This session is traditionally one of the most popular at Charleston Conferences. For many years, it has been moderated by Ann Okerson, now Sr. Advisor at the Center for Research Libraries (CRL), and features two other legal experts discussing a range of legal issues and court cases of interest to information professionals. This year the experts were Lila Bailey, Policy Council, The Internet Archive, and Kevin Smith, Dean of Libraries, University of Kansas.

Anne Okerson
Kevin Smith discussed compulsory licensing for eBooks and legislation in Maryland and New York. The Maryland law requires a publisher licensing a electronic literary product to also offer to license it to public libraries on reasonable terms.
New York passed a similar law, but it has not been sent to the governor’s office for signature. The law in Maryland will go into effect on January 1, 2022 . The Association of American Publishers (AAP) challenged the law on 3 issues:
- It is preempted by Section 301 of the Copyright Law which says that Federal regulation preempts any State law,
- It violates the Federal power to regulate interstate commerce, and
- Lack of due process because “reasonable terms” is not defined.
Congress got involved, and asked the Copyright Office to clarify this “unprecedented intrusion into the copyright marketplace. The Copyright Office responded that it did not find explicit preemption.

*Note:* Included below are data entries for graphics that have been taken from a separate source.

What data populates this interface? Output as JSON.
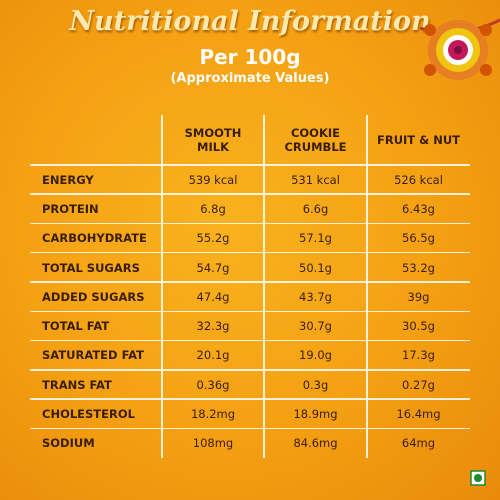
{
  "header": {
    "title": "Nutritional Information",
    "subtitle": "Per 100g",
    "note": "(Approximate Values)"
  },
  "table": {
    "columns": [
      [
        "SMOOTH",
        "MILK"
      ],
      [
        "COOKIE",
        "CRUMBLE"
      ],
      [
        "FRUIT & NUT"
      ]
    ],
    "rows": [
      [
        "ENERGY",
        "539 kcal",
        "531 kcal",
        "526 kcal"
      ],
      [
        "PROTEIN",
        "6.8g",
        "6.6g",
        "6.43g"
      ],
      [
        "CARBOHYDRATE",
        "55.2g",
        "57.1g",
        "56.5g"
      ],
      [
        "TOTAL SUGARS",
        "54.7g",
        "50.1g",
        "53.2g"
      ],
      [
        "ADDED SUGARS",
        "47.4g",
        "43.7g",
        "39g"
      ],
      [
        "TOTAL FAT",
        "32.3g",
        "30.7g",
        "30.5g"
      ],
      [
        "SATURATED FAT",
        "20.1g",
        "19.0g",
        "17.3g"
      ],
      [
        "TRANS FAT",
        "0.36g",
        "0.3g",
        "0.27g"
      ],
      [
        "CHOLESTEROL",
        "18.2mg",
        "18.9mg",
        "16.4mg"
      ],
      [
        "SODIUM",
        "108mg",
        "84.6mg",
        "64mg"
      ]
    ]
  }
}
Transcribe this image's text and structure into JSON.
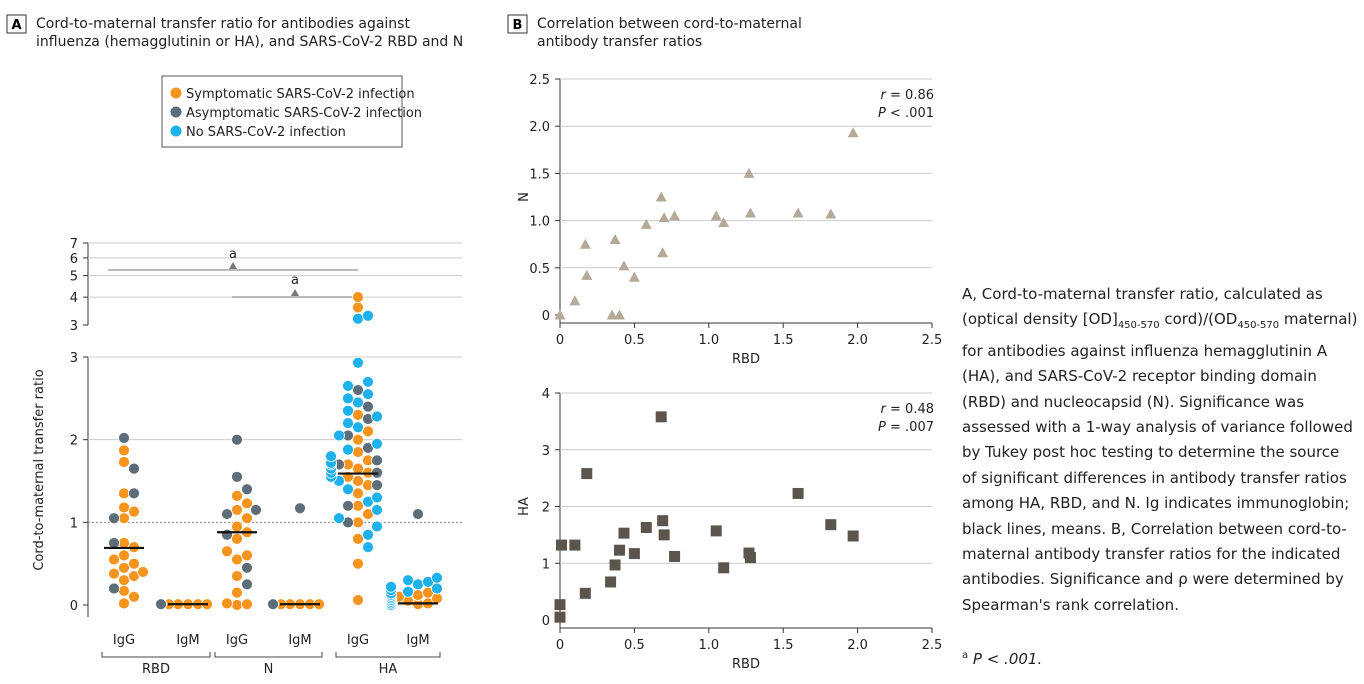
{
  "panel_a": {
    "letter": "A",
    "title_line1": "Cord-to-maternal transfer ratio for antibodies against",
    "title_line2": "influenza (hemagglutinin or HA), and SARS-CoV-2 RBD and N",
    "legend": [
      {
        "label": "Symptomatic SARS-CoV-2 infection",
        "color": "#F7941D"
      },
      {
        "label": "Asymptomatic SARS-CoV-2 infection",
        "color": "#5E6D7A"
      },
      {
        "label": "No SARS-CoV-2 infection",
        "color": "#1EB1EC"
      }
    ],
    "ylabel": "Cord-to-maternal transfer ratio",
    "y_ticks_lower": [
      "0",
      "1",
      "2",
      "3"
    ],
    "y_ticks_upper": [
      "3",
      "4",
      "5",
      "6",
      "7"
    ],
    "x_ticks": [
      "IgG",
      "IgM",
      "IgG",
      "IgM",
      "IgG",
      "IgM"
    ],
    "groups": [
      "RBD",
      "N",
      "HA"
    ],
    "sig_marker": "a"
  },
  "panel_b": {
    "letter": "B",
    "title_line1": "Correlation between cord-to-maternal",
    "title_line2": "antibody transfer ratios"
  },
  "chart_data": [
    {
      "type": "scatter",
      "panel": "A",
      "categories": [
        "RBD IgG",
        "RBD IgM",
        "N IgG",
        "N IgM",
        "HA IgG",
        "HA IgM"
      ],
      "ylabel": "Cord-to-maternal transfer ratio",
      "ylim": [
        0,
        7
      ],
      "y_axis_break": 3,
      "reference_line": 1,
      "means": [
        0.69,
        0.01,
        0.88,
        0.01,
        1.59,
        0.02
      ],
      "series": [
        {
          "name": "Symptomatic SARS-CoV-2 infection",
          "values": [
            [
              0.02,
              0.1,
              0.17,
              0.3,
              0.35,
              0.38,
              0.4,
              0.45,
              0.5,
              0.55,
              0.6,
              0.7,
              0.75,
              1.05,
              1.13,
              1.18,
              1.35,
              1.73,
              1.87
            ],
            [
              0.01,
              0.01,
              0.01,
              0.01,
              0.01
            ],
            [
              0.0,
              0.01,
              0.02,
              0.15,
              0.35,
              0.55,
              0.6,
              0.65,
              0.8,
              0.88,
              0.95,
              1.05,
              1.15,
              1.23,
              1.32
            ],
            [
              0.01,
              0.01,
              0.01,
              0.01,
              0.01,
              0.01
            ],
            [
              0.06,
              0.5,
              0.8,
              1.0,
              1.1,
              1.2,
              1.35,
              1.45,
              1.5,
              1.55,
              1.6,
              1.65,
              1.7,
              1.75,
              1.85,
              2.0,
              2.1,
              2.3,
              3.6,
              4.0
            ],
            [
              0.01,
              0.02,
              0.05,
              0.08,
              0.1,
              0.12,
              0.15
            ]
          ]
        },
        {
          "name": "Asymptomatic SARS-CoV-2 infection",
          "values": [
            [
              0.2,
              0.75,
              1.05,
              1.35,
              1.65,
              2.02
            ],
            [
              0.01,
              0.01
            ],
            [
              0.25,
              0.45,
              0.85,
              1.1,
              1.15,
              1.4,
              1.55,
              2.0
            ],
            [
              0.01,
              0.01,
              1.17
            ],
            [
              1.0,
              1.2,
              1.45,
              1.6,
              1.7,
              1.75,
              1.9,
              2.05,
              2.25,
              2.4,
              2.6
            ],
            [
              0.01,
              0.05,
              0.1,
              1.1
            ]
          ]
        },
        {
          "name": "No SARS-CoV-2 infection",
          "values": [
            [],
            [],
            [],
            [],
            [
              0.7,
              0.85,
              0.95,
              1.05,
              1.15,
              1.25,
              1.3,
              1.4,
              1.5,
              1.55,
              1.6,
              1.65,
              1.7,
              1.72,
              1.8,
              1.88,
              1.95,
              2.05,
              2.15,
              2.2,
              2.28,
              2.35,
              2.45,
              2.5,
              2.55,
              2.65,
              2.7,
              2.93,
              3.2,
              3.3
            ],
            [
              0.0,
              0.02,
              0.04,
              0.06,
              0.08,
              0.1,
              0.12,
              0.14,
              0.16,
              0.18,
              0.2,
              0.22,
              0.25,
              0.28,
              0.3,
              0.33
            ]
          ]
        }
      ]
    },
    {
      "type": "scatter",
      "panel": "B-top",
      "xlabel": "RBD",
      "ylabel": "N",
      "xlim": [
        0,
        2.5
      ],
      "ylim": [
        0,
        2.5
      ],
      "x_ticks": [
        0,
        0.5,
        1.0,
        1.5,
        2.0,
        2.5
      ],
      "y_ticks": [
        0,
        0.5,
        1.0,
        1.5,
        2.0,
        2.5
      ],
      "annotation": {
        "r_label": "r",
        "r_value": " = 0.86",
        "p_label": "P",
        "p_value": " < .001"
      },
      "color": "#B5A99A",
      "marker": "triangle",
      "points": [
        [
          0,
          0
        ],
        [
          0.1,
          0.15
        ],
        [
          0.17,
          0.75
        ],
        [
          0.18,
          0.42
        ],
        [
          0.35,
          0.0
        ],
        [
          0.37,
          0.8
        ],
        [
          0.4,
          0.0
        ],
        [
          0.43,
          0.52
        ],
        [
          0.5,
          0.4
        ],
        [
          0.58,
          0.96
        ],
        [
          0.68,
          1.25
        ],
        [
          0.69,
          0.66
        ],
        [
          0.7,
          1.03
        ],
        [
          0.77,
          1.05
        ],
        [
          1.05,
          1.05
        ],
        [
          1.1,
          0.98
        ],
        [
          1.27,
          1.5
        ],
        [
          1.28,
          1.08
        ],
        [
          1.6,
          1.08
        ],
        [
          1.82,
          1.07
        ],
        [
          1.97,
          1.93
        ]
      ]
    },
    {
      "type": "scatter",
      "panel": "B-bottom",
      "xlabel": "RBD",
      "ylabel": "HA",
      "xlim": [
        0,
        2.5
      ],
      "ylim": [
        0,
        4
      ],
      "x_ticks": [
        0,
        0.5,
        1.0,
        1.5,
        2.0,
        2.5
      ],
      "y_ticks": [
        0,
        1,
        2,
        3,
        4
      ],
      "annotation": {
        "r_label": "r",
        "r_value": " = 0.48",
        "p_label": "P",
        "p_value": " = .007"
      },
      "color": "#5C554D",
      "marker": "square",
      "points": [
        [
          0,
          0.05
        ],
        [
          0.0,
          0.27
        ],
        [
          0.01,
          1.32
        ],
        [
          0.1,
          1.32
        ],
        [
          0.17,
          0.47
        ],
        [
          0.18,
          2.58
        ],
        [
          0.34,
          0.67
        ],
        [
          0.37,
          0.97
        ],
        [
          0.4,
          1.23
        ],
        [
          0.43,
          1.53
        ],
        [
          0.5,
          1.17
        ],
        [
          0.58,
          1.63
        ],
        [
          0.68,
          3.58
        ],
        [
          0.69,
          1.75
        ],
        [
          0.7,
          1.5
        ],
        [
          0.77,
          1.12
        ],
        [
          1.05,
          1.57
        ],
        [
          1.1,
          0.92
        ],
        [
          1.27,
          1.18
        ],
        [
          1.28,
          1.1
        ],
        [
          1.6,
          2.23
        ],
        [
          1.82,
          1.68
        ],
        [
          1.97,
          1.48
        ]
      ]
    }
  ],
  "caption": {
    "p1": "A, Cord-to-maternal transfer ratio, calculated as (optical density [OD]",
    "sub1": "450-570",
    "p2": " cord)/(OD",
    "sub2": "450-570",
    "p3": " maternal) for antibodies against influenza hemagglutinin A (HA), and SARS-CoV-2 receptor binding domain (RBD) and nucleocapsid (N). Significance was assessed with a 1-way analysis of variance followed by Tukey post hoc testing to determine the source of significant differences in antibody transfer ratios among HA, RBD, and N. Ig indicates immunoglobin; black lines, means. B, Correlation between cord-to-maternal antibody transfer ratios for the indicated antibodies. Significance and ρ were determined by Spearman's rank correlation.",
    "footnote_mark": "a",
    "footnote_text": " P < .001."
  }
}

Then ALA responded to the Copyright Office opinion.
Maryland built a case against the challenge as they adopted this law. There are significant risks in challenging this law and publishers’ rights..
Lila Bailey discussed what is at stake in the litigation by four large publishers against the Internet Archive (IA). We are all readers, and we all like libraries. Bailey used the example of books she read that turned her into a book lover for life. Publishers have only named 127 books in their lawsuit. In 2020 the IA announced plans to suspend limits on lending from their “National Emergency Library” (NEL) so that some readers could get copies of books that were not in digital form. The IA did what many libraries should do but could not–they lent scanned digital books using Controlled Digital Lending (CDL). The physical books never circulated. The publishers want to shut CDL down and want over 1 million books destroyed. We all have a fundamental right to seek, receive, and provide information in all formats and are moving from printed to digital information, which is not easy. The books at issue in the suit are at risk in all contexts. In Texas, more than 800 books have been banned. The purpose of copyright is to edify the public, not prop up the business of a corporate giant. We have seen an expansion of the NEL because it came a vital service. Some libraries adopted their own solutions apart from the NEL. Collaborative consortia have popped up nationwide. Efforts to improve CDL are proceeding because it solves real problems for libraries, especially when libraries were closed during the pandemic. Publisher business models are broken; they have changed the rules in the last 20 years. Wha i’s at stake is larger than the IA suit. What is a library if we cannot own, preserve, and circulate books but have to rent them from the publishers who have increased the prices for access enormously? Libraries are hostage to publisher rules, and the only solution is digital ownership. This lawsuit affects all libraries, which is why the IA is fighting. Having a few big publishers is bad for all of us. Let’s work together. For publishers, the solution is simple–sell eBooks to libraries.